As the election season heats up, town officials in Edgartown, Oak Bluffs, and Tisbury fielded complaints that Warren Gosson, a candidate for Dukes County sheriff, has placed political signs on town property, in violation of town bylaws.
Mr. Gosson’s signs have appeared at intersections and on street corners. For example, on Tuesday a campaign sign could be found on the shoulder at the corner of State Road and the Edgartown-Vineyard Haven Road. Signs, since removed, had been placed at the four-way stop, blinker intersection in Oak Bluffs, and at the intersection of Barnes Road and County Road.
This week, officials in Edgartown, Oak Bluffs and Tisbury said they had removed many signs and would continue to remove signs.
In a phone conversation with The Times Tuesday, Mr. Gosson, a retired Oak Bluffs police officer, said he was aware of no bylaw that prohibits political signs on town property.
“Anybody can put it on public land, until that right is taken away,” Mr. Gosson said. “You have a right until the right is taken away.”
In an e-mail message to The Times a few hours later, Mr. Gosson wrote, “I had many questions on this issue and sought the advice of zoning officials, Leonard Jason Jr. in Edgartown and Jerry Wiener of Oak Bluffs. Neither zoning official had an answer on this topic.”
On Monday, town administrator Pam Dolby discussed the sign issue at the selectmen’s regular meeting. Ms. Dolby said residents have complained in phone calls to town hall.
“In the last couple of weeks they’ve been popping up on town property,” Ms. Dolby told selectmen. “Every taxpayer that goes by calls up and asks why there are signs on town property.”
In response to complaints from residents, Ms. Dolby asked for clarification of the legal issues from town counsel Ronald Rappaport. According to Ms. Dolby, counsel said that political signs are not allowed on town property. Highway department workers were instructed to remove the signs.
In Oak Bluffs, a zoning bylaw prohibits any signs “affixed to poles, public buildings, benches, trees, or any other public place without permission of the board of selectmen.”
In Oak Bluffs, building department officials removed several of Mr. Gosson’s signs placed near the front door of town hall, according to town administrator Michael Dutton. Signs posted at well-traveled intersections are a more difficult issue for Oak Bluffs, in terms of practical enforcement of bylaws.
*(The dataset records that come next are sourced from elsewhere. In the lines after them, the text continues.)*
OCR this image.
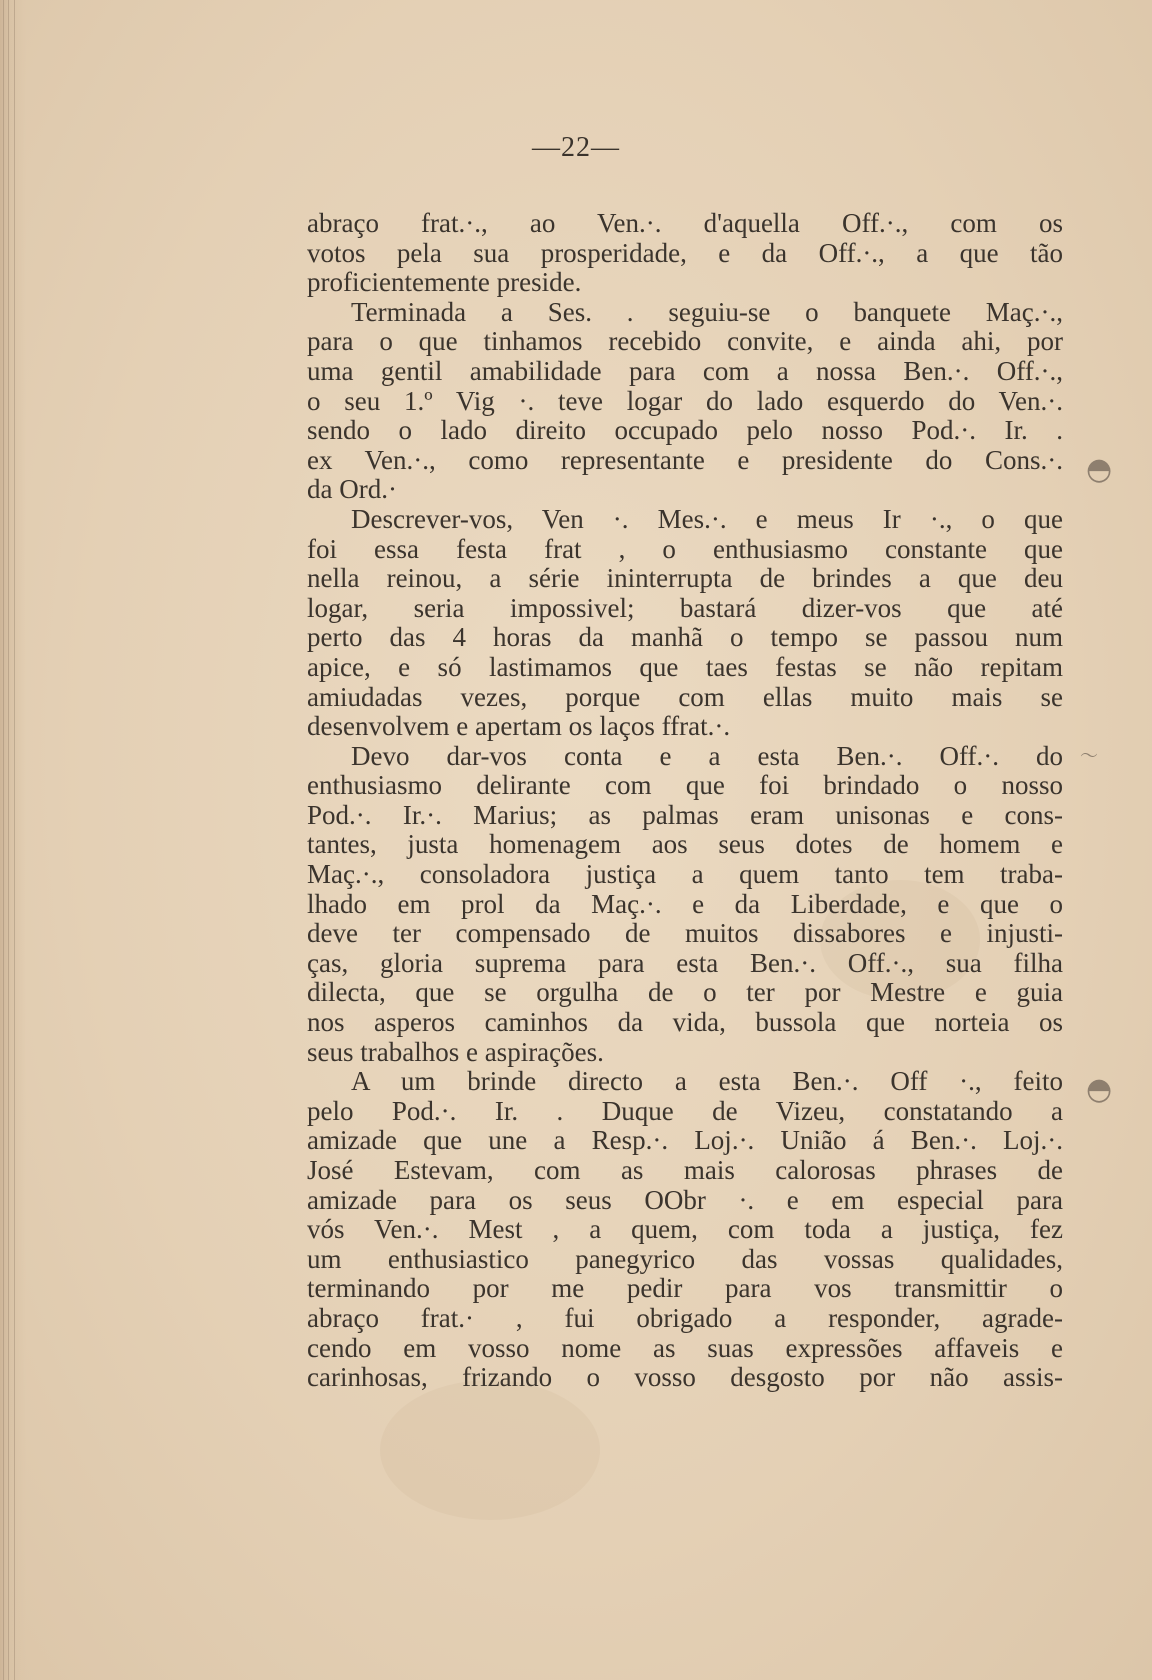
◓
◓
～
—22—
abraço frat.·., ao Ven.·. d'aquella Off.·., com os
votos pela sua prosperidade, e da Off.·., a que tão
proficientemente preside.
Terminada a Ses. . seguiu-se o banquete Maç.·.,
para o que tinhamos recebido convite, e ainda ahi, por
uma gentil amabilidade para com a nossa Ben.·. Off.·.,
o seu 1.º Vig ·. teve logar do lado esquerdo do Ven.·.
sendo o lado direito occupado pelo nosso Pod.·. Ir. .
ex Ven.·., como representante e presidente do Cons.·.
da Ord.·
Descrever-vos, Ven ·. Mes.·. e meus Ir ·., o que
foi essa festa frat , o enthusiasmo constante que
nella reinou, a série ininterrupta de brindes a que deu
logar, seria impossivel; bastará dizer-vos que até
perto das 4 horas da manhã o tempo se passou num
apice, e só lastimamos que taes festas se não repitam
amiudadas vezes, porque com ellas muito mais se
desenvolvem e apertam os laços ffrat.·.
Devo dar-vos conta e a esta Ben.·. Off.·. do
enthusiasmo delirante com que foi brindado o nosso
Pod.·. Ir.·. Marius; as palmas eram unisonas e cons-
tantes, justa homenagem aos seus dotes de homem e
Maç.·., consoladora justiça a quem tanto tem traba-
lhado em prol da Maç.·. e da Liberdade, e que o
deve ter compensado de muitos dissabores e injusti-
ças, gloria suprema para esta Ben.·. Off.·., sua filha
dilecta, que se orgulha de o ter por Mestre e guia
nos asperos caminhos da vida, bussola que norteia os
seus trabalhos e aspirações.
A um brinde directo a esta Ben.·. Off ·., feito
pelo Pod.·. Ir. . Duque de Vizeu, constatando a
amizade que une a Resp.·. Loj.·. União á Ben.·. Loj.·.
José Estevam, com as mais calorosas phrases de
amizade para os seus OObr ·. e em especial para
vós Ven.·. Mest , a quem, com toda a justiça, fez
um enthusiastico panegyrico das vossas qualidades,
terminando por me pedir para vos transmittir o
abraço frat.· , fui obrigado a responder, agrade-
cendo em vosso nome as suas expressões affaveis e
carinhosas, frizando o vosso desgosto por não assis-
“Signs at the intersections are arguably on town property,” Mr. Dutton said. “But the road layouts are very narrow in Oak Bluffs and the vast majority of those signs are on private property, even though they look close to the road. It’s not been one of those issues where we thought it would be a good idea to bring out the surveyor on the town’s dime.”
In Tisbury, building inspector Kenneth Barwick says a town regulation enacted in 1998 bars any sign on town property without permission from selectmen. “I have no indication from my board of selectmen that they are allowing any political candidate to post any advertisements on town property,” Mr. Barwick said. “I saw a couple in Veterans Park, a couple in Owen Park. I pull them out of the ground, throw them in my truck, and take them to the dump.”
In West Tisbury, bylaws allow temporary signs only on private property, with permission of the property owner. Executive secretary Jennifer Rand said she had received no complaints about signs from West Tisbury residents.